PRESS RELEASE: ‘Third Grade Gate’ Straining Poor Districts

2015/05/12 – The student failure rate of the new third-grade reading test is hitting hard at some low-income school districts that will not easily find the resources to help students pass subsequent tests.

Mississippi legislators created the test, often referred as the “Third Grade Gate,” as a means to prevent ill-prepared students from advancing to the next grade level.  Legislators claimed student “social promotions” were choking high schools with students suffering from advanced reading problems.  Close to 5,000 students tanked a similar reading proficiency test last year, but were not required to pass that test in order to advance.  The new law signed by the Gov. Phil Bryant in 2013, however, imposes new English Language Arts (ELA) standards as part of the Mississippi College and Career Ready Standards, also known as Common Core.  Ironically, the same governor recently vetoed new legislation creating a Common Core review board designed to implement Common Core standards across the state.  Bryant adopted his hostile stance toward Common Core after statewide outcry claimed using Core criteria would “federalize” state schools.

About 38,000 public school students took the Third-Grade Reading Summative Assessment.  A total of 5,612 students—about 15 percent of all third-graders—failed to pass it.  The number may sound small, but it translates into big problems and bigger costs for poorer school districts.  Officials at high-poverty Delta schools, for example, are going to have to cut resources from successful programs in order to funnel those resources to reading coaches in preparation for upcoming test re-takes.

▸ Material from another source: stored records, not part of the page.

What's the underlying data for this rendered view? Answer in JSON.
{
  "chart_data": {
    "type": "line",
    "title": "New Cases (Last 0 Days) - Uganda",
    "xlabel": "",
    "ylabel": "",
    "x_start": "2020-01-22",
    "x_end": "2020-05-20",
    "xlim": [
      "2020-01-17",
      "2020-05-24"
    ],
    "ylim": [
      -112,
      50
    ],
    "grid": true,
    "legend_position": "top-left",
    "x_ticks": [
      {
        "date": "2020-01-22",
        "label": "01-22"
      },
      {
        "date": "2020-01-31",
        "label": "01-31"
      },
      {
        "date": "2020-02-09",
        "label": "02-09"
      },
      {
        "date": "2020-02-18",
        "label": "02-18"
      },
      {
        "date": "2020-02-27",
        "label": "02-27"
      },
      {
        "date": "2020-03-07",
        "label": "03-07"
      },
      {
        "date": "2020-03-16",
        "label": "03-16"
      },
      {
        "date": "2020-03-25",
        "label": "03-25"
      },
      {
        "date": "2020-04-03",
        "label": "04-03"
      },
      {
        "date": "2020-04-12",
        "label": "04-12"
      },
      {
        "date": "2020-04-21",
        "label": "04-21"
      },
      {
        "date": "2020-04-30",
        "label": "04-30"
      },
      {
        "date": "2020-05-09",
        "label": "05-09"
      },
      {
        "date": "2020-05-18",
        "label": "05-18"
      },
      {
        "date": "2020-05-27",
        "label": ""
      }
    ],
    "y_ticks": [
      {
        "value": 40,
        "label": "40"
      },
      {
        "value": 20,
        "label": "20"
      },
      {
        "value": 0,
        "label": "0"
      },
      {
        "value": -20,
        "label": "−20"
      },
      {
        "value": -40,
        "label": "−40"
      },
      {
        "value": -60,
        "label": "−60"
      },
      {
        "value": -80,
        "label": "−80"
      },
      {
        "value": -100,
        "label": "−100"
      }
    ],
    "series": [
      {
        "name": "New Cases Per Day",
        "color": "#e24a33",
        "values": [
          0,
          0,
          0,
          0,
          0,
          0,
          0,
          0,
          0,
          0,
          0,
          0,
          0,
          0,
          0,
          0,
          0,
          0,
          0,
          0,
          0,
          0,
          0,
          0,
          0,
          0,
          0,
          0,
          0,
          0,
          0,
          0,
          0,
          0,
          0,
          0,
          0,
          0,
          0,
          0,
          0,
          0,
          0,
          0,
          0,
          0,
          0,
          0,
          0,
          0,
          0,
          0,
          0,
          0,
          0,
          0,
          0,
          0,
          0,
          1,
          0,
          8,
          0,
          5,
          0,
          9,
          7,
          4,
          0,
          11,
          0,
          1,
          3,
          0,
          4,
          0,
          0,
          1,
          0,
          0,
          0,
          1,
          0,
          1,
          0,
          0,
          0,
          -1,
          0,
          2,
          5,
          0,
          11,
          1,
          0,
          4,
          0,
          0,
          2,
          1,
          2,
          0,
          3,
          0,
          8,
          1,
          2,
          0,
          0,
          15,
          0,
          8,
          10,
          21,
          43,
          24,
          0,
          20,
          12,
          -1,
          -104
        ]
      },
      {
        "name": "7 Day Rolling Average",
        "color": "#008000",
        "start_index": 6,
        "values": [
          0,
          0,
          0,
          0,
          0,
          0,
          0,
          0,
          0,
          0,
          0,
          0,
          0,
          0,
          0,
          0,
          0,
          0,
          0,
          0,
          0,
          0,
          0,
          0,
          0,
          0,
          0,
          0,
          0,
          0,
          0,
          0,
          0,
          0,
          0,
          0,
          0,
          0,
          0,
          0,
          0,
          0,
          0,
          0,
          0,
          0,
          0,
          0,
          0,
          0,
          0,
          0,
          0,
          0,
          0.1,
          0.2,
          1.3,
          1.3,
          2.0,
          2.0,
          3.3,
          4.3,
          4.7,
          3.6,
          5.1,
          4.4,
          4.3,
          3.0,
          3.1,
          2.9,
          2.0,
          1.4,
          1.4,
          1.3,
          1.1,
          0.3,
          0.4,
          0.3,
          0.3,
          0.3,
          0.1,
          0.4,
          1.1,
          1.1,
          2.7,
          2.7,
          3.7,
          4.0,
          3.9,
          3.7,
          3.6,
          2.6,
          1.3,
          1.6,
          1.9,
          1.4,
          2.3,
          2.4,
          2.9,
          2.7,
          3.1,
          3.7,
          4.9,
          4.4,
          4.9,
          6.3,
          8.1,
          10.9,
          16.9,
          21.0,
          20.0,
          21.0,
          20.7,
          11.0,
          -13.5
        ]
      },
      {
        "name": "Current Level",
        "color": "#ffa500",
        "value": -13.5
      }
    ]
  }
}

“We’re going to have to reallocate resources, and move teachers around,” said Greenville Public School Superintendent Leeson Taylor.  “And, keep in mind, during this same time period, those kids still have to contend with end-of-the-year assessments that are going to count toward school accountability.  While I’m trying to prepare them to be retested on this test, we’re going to lose four or five days for them to be assessed at the end of the year, which could ultimately hurt our school rating.”

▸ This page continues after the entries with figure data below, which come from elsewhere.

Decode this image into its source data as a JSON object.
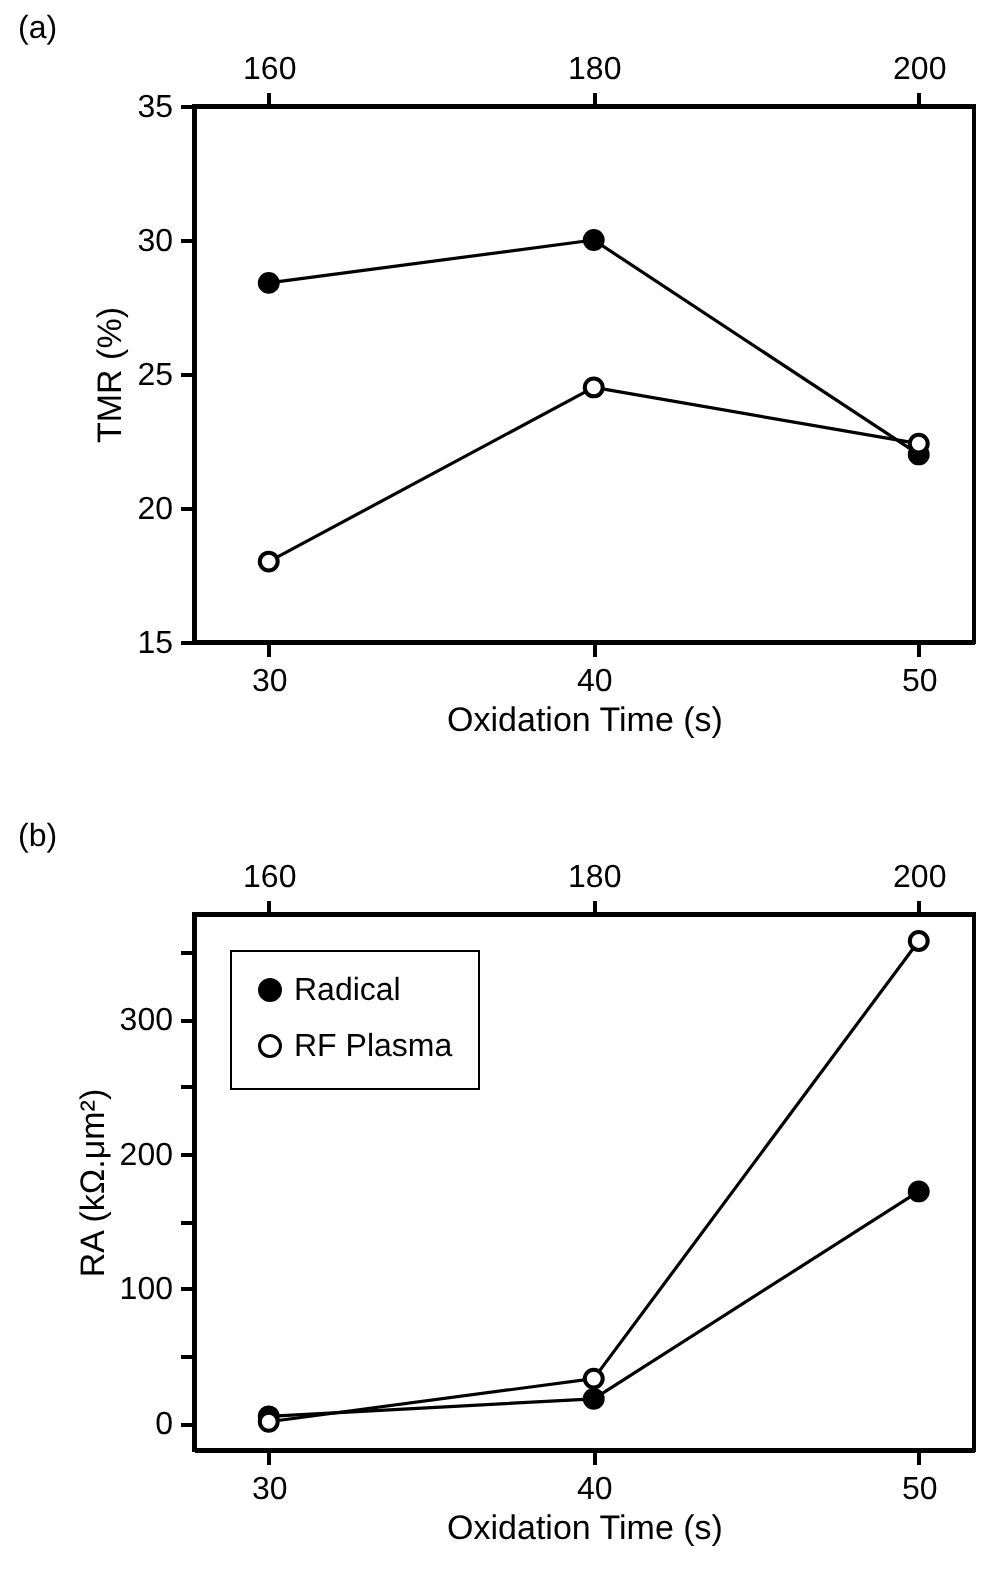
{
  "chart_data": [
    {
      "type": "line",
      "title": "(a)",
      "xlabel": "Oxidation Time (s)",
      "ylabel": "TMR (%)",
      "xlim": [
        27.7,
        51.7
      ],
      "xticks": [
        30,
        40,
        50
      ],
      "x2lim": [
        155.4,
        203.4
      ],
      "x2ticks": [
        160,
        180,
        200
      ],
      "ylim": [
        15,
        35
      ],
      "yticks": [
        15,
        20,
        25,
        30,
        35
      ],
      "x": [
        30,
        40,
        50
      ],
      "marker": "circle",
      "grid": false,
      "series": [
        {
          "color": "#000000",
          "values": [
            28.4,
            30,
            22
          ]
        },
        {
          "color": "#000000",
          "values": [
            18,
            24.5,
            22.4
          ]
        }
      ]
    },
    {
      "type": "line",
      "title": "(b)",
      "xlabel": "Oxidation Time (s)",
      "ylabel": "RA (kΩ.μm²)",
      "xlim": [
        27.7,
        51.7
      ],
      "xticks": [
        30,
        40,
        50
      ],
      "x2lim": [
        155.4,
        203.4
      ],
      "x2ticks": [
        160,
        180,
        200
      ],
      "ylim": [
        -20,
        378
      ],
      "yticks": [
        0,
        {
          "value": 50,
          "label": null
        },
        100,
        {
          "value": 150,
          "label": null
        },
        200,
        {
          "value": 250,
          "label": null
        },
        300,
        {
          "value": 350,
          "label": null
        }
      ],
      "x": [
        30,
        40,
        50
      ],
      "marker": "circle",
      "grid": false,
      "legend": "top left",
      "series": [
        {
          "name": "Radical",
          "color": "#000000",
          "values": [
            5,
            18,
            172
          ]
        },
        {
          "name": "RF Plasma",
          "color": "#000000",
          "values": [
            1,
            33,
            358
          ]
        }
      ]
    }
  ]
}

Greenville Public Schools had a 36 percent student fail rate.  Many of the children failed just below the 926 passing score, mostly in the 916 range, but that doesn’t really put the school in a much better place.  Schools now have about two weeks before the next assessment, followed by an intensive summer tutoring program leading up to the final assessment in July.  If students fail to pass all subsequent tests, they will be forced to re-take the third grade.  Taylor warned that holding back students “traumatizes” them and increases their chances of dropping out of school altogether.

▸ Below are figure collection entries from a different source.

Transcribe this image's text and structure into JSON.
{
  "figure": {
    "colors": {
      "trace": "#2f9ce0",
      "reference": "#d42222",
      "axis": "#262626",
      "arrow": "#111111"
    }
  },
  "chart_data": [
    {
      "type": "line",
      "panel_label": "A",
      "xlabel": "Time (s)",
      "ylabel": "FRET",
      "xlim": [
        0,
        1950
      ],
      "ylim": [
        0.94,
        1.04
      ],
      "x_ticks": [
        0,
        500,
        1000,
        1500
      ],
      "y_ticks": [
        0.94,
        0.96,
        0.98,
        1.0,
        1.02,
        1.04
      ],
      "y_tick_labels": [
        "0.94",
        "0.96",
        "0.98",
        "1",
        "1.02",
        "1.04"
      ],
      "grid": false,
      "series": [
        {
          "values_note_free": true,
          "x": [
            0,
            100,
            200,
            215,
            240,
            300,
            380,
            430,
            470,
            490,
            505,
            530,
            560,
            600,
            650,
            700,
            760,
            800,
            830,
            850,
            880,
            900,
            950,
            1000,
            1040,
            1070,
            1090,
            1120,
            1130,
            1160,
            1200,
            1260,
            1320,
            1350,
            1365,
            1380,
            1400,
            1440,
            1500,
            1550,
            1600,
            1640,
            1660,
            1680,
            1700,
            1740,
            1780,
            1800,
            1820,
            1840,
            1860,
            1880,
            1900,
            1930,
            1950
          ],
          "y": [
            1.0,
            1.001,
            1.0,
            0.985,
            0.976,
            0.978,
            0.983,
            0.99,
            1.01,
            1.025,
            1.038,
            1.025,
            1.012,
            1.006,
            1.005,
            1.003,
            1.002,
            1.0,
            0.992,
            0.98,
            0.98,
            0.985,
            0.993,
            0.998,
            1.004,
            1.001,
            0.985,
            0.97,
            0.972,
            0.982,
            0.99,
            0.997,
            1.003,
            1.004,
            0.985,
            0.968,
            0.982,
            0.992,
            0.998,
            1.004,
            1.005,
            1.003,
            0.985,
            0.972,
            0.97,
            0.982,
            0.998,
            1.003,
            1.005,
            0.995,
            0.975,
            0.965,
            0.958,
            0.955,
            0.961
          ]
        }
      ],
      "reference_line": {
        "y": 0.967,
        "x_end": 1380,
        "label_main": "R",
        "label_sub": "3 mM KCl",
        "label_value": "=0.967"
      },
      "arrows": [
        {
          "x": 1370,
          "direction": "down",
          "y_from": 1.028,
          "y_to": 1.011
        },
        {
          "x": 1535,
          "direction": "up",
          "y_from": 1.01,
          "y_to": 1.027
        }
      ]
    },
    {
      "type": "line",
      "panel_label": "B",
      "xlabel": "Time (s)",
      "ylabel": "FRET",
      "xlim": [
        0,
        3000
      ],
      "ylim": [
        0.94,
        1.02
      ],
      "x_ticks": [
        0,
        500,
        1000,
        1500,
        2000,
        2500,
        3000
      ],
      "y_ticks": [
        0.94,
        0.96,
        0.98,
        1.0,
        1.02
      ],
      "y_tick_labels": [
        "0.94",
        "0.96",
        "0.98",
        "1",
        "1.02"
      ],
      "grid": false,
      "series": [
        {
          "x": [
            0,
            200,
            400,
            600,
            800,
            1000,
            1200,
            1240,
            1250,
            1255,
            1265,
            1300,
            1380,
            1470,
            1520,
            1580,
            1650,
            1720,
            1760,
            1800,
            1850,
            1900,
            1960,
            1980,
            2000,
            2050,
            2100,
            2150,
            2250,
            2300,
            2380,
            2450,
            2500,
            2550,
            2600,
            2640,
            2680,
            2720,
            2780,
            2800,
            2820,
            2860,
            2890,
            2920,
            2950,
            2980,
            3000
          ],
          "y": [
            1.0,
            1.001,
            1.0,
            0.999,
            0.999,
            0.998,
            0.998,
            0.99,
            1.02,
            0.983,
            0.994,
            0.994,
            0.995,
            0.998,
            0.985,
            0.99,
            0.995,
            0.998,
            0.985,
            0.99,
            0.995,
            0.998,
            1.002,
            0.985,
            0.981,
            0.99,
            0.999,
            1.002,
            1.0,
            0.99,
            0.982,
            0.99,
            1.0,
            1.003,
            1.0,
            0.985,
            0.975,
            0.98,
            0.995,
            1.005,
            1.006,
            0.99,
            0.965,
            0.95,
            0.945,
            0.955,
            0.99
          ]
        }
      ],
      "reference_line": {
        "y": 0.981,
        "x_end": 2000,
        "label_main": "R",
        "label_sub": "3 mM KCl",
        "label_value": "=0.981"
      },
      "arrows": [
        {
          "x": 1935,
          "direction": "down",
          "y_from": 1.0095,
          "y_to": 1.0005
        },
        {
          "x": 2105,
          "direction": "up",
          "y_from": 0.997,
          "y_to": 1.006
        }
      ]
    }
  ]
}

Legislators who voted to impose the reading test requirement did not allocate adequate resources to finance a sufficient number of reading coaches to help problem students battle their way past the gate.  As it

stands, the Greenville district needs at least five coaches to tutor the 165 students who did not pass the test.  They currently have zero.

Delta school districts traditionally suffer from reduced revenue because of lagging sales and property tax revenue.  Most of the districts’ students qualify for the schools’ free lunch program because they come from low-income families.  In order to fund the new reading coaches, Taylor warned that he will likely have no choice but to make cuts to the district’s free summer school program that it offers to secondary students.

Oddly, Taylor said the situation appears to be better for neighboring school districts that are or were under state conservatorship, including SunflowerCounty, Drew and Indianola.  Under conservator­ship, the state supplants local school leadership and sends interim leaders to reform the district and its schools, due to financial problems, poor student performance, or safety issues.  A district under conservatorship or consolidation, however, becomes the direct responsibility of the Mississippi Department of Education, which is willing to fund reading coaches.

As nutty as it sounds, thanks to a series of academic failures, the smaller Sunflower County Consolidated School District (student population 4,200) now has a total of five reading coaches—all supplied by the state—while Greenville’s comparatively bigger district (serving 18,000 students) has zero state-provided reading coaches.